Os processos da memória declarativa permitem a recordação consciente de factos e acontecimentos passados: o “saber sobre”. Tal abrange tanto os conhecimentos gerais, como os conceitos científicos e as experiências pessoais.
Os processos de memória processual apoiam a retenção de competências, hábitos e “memória muscular”. Esta é a função “saber como” que inclui aspetos como andar de bicicleta ou preparar uma chávena de café.
"Normalmente, as pessoas utilizam o conhecimento processual para fazer uma chávena de café e selecionam automaticamente as ações necessárias pela ordem certa", afirma Nina Dolfen, uma psicóloga belga que dirige o MemUnited.
Sobreposição de oportunidades
Até há pouco tempo, os especialistas pensavam que os sistemas de memória processual e declarativa funcionavam de forma independente e envolviam diferentes partes do cérebro. No entanto, as tomografias ao cérebro efetuadas na última década mostraram que alguns processos neurais são partilhados, com ambos os sistemas a acederem ao hipocampo – uma parte importante do cérebro associada à memória.
No entanto, pouco se sabe sobre a sobreposição.
"Se estes dois sistemas de memória interagirem entre si, é possível que um processo cerebral intacto possa funcionar como um andaime, oferecendo um suporte à aprendizagem numa área onde existe um défice", afirmou Dolfen.
Existem exemplos em que um tipo de memória a longo prazo é treinado para compensar o outro após uma lesão cerebral como, por exemplo, um acidente vascular cerebral.
Dolfen referiu-se ao exemplo dos passos envolvidos na preparação de uma chávena de café para ilustrar o possível impacto no cérebro das pessoas que sofreram um AVC.
"Podem não se lembrar da ordem dos passos, embora mantenham a capacidade de executar as ações individuais necessárias para completar a tarefa", afirma.

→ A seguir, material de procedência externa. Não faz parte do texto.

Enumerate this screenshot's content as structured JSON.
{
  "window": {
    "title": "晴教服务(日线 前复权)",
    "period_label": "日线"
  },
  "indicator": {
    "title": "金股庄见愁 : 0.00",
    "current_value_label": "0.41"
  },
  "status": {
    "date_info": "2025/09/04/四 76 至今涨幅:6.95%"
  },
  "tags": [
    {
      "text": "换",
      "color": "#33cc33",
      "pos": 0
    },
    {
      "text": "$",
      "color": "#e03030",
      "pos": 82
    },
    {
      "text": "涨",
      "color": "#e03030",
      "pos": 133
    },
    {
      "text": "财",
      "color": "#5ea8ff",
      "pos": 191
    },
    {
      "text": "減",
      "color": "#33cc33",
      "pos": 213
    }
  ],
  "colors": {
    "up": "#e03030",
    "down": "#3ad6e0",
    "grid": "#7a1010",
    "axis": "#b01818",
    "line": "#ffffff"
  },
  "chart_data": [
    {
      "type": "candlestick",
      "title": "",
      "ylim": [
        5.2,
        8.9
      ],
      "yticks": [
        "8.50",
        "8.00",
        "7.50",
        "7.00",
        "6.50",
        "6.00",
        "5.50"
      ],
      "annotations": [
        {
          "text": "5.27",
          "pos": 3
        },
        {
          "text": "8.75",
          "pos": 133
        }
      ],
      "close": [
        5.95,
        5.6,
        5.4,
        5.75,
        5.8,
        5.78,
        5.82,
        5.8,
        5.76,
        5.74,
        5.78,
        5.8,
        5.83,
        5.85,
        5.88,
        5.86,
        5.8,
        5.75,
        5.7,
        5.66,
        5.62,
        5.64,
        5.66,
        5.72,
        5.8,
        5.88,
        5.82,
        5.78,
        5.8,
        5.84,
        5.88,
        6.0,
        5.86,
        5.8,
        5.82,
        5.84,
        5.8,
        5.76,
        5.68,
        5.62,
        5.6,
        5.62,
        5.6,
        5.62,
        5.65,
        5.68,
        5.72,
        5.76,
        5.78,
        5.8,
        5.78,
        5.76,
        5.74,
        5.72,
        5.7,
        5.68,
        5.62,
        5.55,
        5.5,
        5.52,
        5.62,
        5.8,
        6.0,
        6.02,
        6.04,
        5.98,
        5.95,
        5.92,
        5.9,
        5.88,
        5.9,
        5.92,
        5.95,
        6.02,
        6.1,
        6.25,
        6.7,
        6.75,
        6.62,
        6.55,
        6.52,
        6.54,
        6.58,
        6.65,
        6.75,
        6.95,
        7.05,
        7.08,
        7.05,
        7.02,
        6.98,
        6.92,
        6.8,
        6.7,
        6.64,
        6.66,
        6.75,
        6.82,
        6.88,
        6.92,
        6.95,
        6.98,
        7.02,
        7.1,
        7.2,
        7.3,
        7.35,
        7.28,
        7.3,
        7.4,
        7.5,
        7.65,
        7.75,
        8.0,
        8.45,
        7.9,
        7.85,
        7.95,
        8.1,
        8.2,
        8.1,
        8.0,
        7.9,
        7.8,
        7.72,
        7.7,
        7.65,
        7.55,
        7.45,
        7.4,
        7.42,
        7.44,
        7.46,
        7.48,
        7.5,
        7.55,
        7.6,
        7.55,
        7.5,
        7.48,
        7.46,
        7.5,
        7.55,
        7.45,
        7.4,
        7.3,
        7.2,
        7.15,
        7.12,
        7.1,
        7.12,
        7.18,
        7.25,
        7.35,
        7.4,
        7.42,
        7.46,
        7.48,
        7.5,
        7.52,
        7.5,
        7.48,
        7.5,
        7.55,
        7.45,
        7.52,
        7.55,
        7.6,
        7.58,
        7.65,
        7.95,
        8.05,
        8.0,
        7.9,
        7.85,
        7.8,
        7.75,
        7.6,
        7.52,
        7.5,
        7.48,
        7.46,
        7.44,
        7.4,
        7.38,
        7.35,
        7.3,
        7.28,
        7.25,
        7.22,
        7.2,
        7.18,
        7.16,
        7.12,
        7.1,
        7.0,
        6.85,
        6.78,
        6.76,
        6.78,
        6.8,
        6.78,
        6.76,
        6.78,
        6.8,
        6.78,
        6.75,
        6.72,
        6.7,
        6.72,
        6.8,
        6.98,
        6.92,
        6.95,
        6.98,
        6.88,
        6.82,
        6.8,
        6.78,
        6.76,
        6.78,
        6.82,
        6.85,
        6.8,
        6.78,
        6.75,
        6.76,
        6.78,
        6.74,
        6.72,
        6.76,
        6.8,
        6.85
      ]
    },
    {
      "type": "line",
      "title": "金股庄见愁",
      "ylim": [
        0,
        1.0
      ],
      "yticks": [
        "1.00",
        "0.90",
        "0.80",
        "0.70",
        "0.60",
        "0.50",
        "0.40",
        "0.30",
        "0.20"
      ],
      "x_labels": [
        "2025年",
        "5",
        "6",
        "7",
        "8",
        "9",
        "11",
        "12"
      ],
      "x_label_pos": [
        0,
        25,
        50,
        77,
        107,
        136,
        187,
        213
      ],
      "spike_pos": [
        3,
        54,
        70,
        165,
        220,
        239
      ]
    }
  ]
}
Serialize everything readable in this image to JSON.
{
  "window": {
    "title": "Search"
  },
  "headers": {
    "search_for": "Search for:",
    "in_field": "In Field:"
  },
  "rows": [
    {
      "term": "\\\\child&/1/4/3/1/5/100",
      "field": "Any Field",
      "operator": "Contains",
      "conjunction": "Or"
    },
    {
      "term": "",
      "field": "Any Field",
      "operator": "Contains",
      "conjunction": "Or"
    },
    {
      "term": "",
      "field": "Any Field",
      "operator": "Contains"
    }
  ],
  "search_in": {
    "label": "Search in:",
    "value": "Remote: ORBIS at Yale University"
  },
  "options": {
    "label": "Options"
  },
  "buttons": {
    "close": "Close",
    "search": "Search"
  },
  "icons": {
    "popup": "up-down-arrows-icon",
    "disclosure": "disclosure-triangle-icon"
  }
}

Dolfen apresentou a perspetiva de, eventualmente, ajudar essas pessoas, explorando a sua memória declarativa através de pistas visuais, com cada passo do processo representado por uma imagem diferente.

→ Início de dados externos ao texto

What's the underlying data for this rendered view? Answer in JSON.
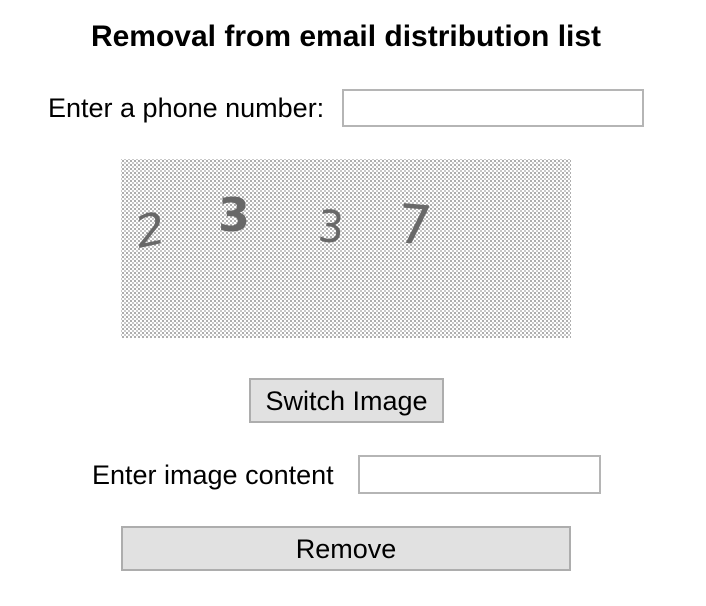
{
  "form": {
    "title": "Removal from email distribution list",
    "phone_label": "Enter a phone number:",
    "phone_value": "",
    "phone_placeholder": "",
    "captcha": {
      "digits": [
        "2",
        "3",
        "3",
        "7"
      ],
      "digit_color": "#686868"
    },
    "switch_label": "Switch Image",
    "content_label": "Enter image content",
    "content_value": "",
    "content_placeholder": "",
    "remove_label": "Remove"
  }
}
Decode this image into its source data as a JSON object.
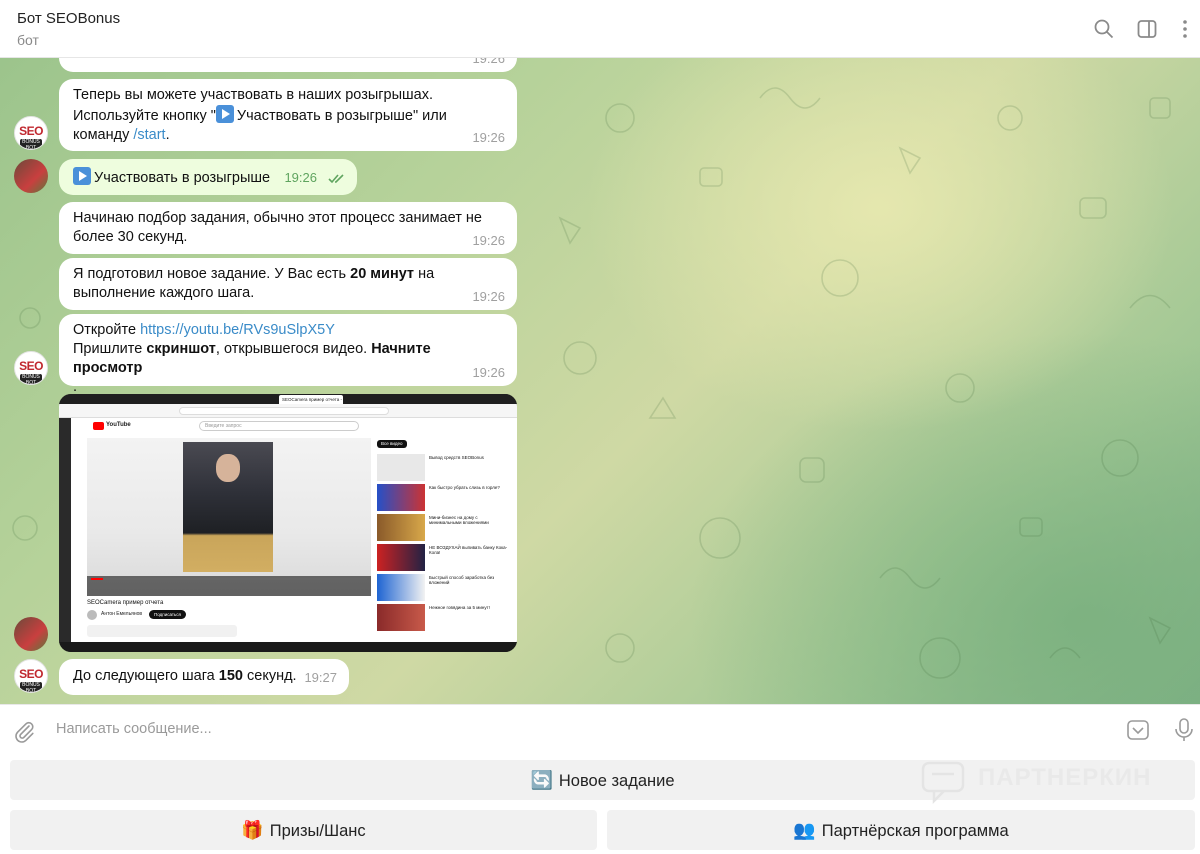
{
  "header": {
    "title": "Бот SEOBonus",
    "subtitle": "бот"
  },
  "messages": {
    "m0": {
      "time": "19:26"
    },
    "m1": {
      "line1": "Теперь вы можете участвовать в наших розыгрышах.",
      "line2": "Используйте кнопку \"",
      "btn": "Участвовать в розыгрыше",
      "line2b": "\" или",
      "line3a": "команду ",
      "cmd": "/start",
      "line3b": ".",
      "time": "19:26"
    },
    "m2": {
      "text": "Участвовать в розыгрыше",
      "time": "19:26"
    },
    "m3": {
      "text1": "Начинаю подбор задания, обычно этот процесс занимает не",
      "text2": "более 30 секунд.",
      "time": "19:26"
    },
    "m4": {
      "a": "Я подготовил новое задание. У Вас есть ",
      "bold": "20 минут",
      "b": " на",
      "c": "выполнение каждого шага.",
      "time": "19:26"
    },
    "m5": {
      "a": "Откройте ",
      "link": "https://youtu.be/RVs9uSlpX5Y",
      "b": "Пришлите ",
      "bold1": "скриншот",
      "c": ", открывшегося видео.  ",
      "bold2": "Начните просмотр",
      "d": ".",
      "time": "19:26"
    },
    "m6": {
      "a": "До следующего шага ",
      "bold": "150",
      "b": " секунд.",
      "time": "19:27"
    }
  },
  "screenshot": {
    "tab_title": "SEOCamera пример отчета - YouTube",
    "search_ph": "Введите запрос",
    "video_title": "SEOCamera пример отчета",
    "channel": "Антон Емельянов",
    "subscribe": "Подписаться",
    "chip_all": "Все видео",
    "side_items": [
      "Вывод средств SEOBonus",
      "Как быстро убрать слизь в горле?",
      "Мини-бизнес на дому с минимальными вложениями",
      "НЕ ВОЗДУХАЙ выпивать банку Кока-Кола!",
      "Быстрый способ заработка без вложений",
      "Нежное говядина за 5 минут!"
    ]
  },
  "composer": {
    "placeholder": "Написать сообщение..."
  },
  "keyboard": {
    "new_task": {
      "emoji": "🔄",
      "label": "Новое задание"
    },
    "prizes": {
      "emoji": "🎁",
      "label": "Призы/Шанс"
    },
    "partner": {
      "emoji": "👥",
      "label": "Партнёрская программа"
    }
  },
  "watermark": "ПАРТНЕРКИН",
  "avatars": {
    "seo_line1": "SEO",
    "seo_line2": "BONUS BOT"
  }
}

Dado que a investigação ainda se encontra na fase fundamental e não aplicada, o exame de voluntários saudáveis é a melhor forma de estudar a sobreposição entre os sistemas de memória declarativa e processual.

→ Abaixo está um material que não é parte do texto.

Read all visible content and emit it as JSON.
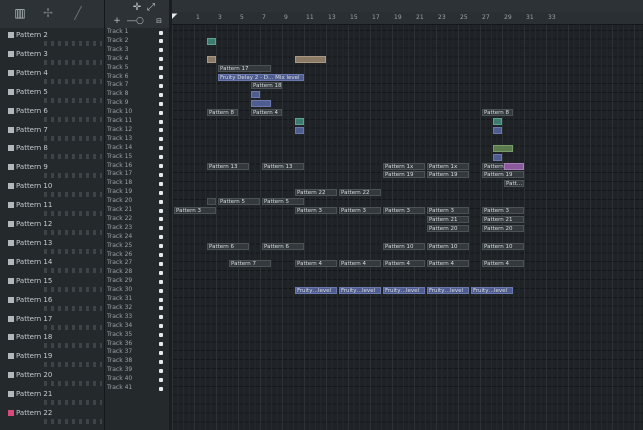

Dolfen está a realizar testes de memória em 35 voluntários jovens e saudáveis, enquanto monitoriza a sua atividade cerebral através de ressonância magnética funcional, ou RMf.
Em última análise, espera que os cientistas utilizem os seus resultados para tirar partido das formas como estes dois tipos de memória a longo prazo se sobrepõem.
"Se conseguirmos encontrar formas criativas de devolver às pessoas a sua independência após uma lesão, isso seria ótimo", afirmou Dolfen.
Este artigo foi originalmente publicado na Horizon, a Revista de Investigação e Inovação da UE.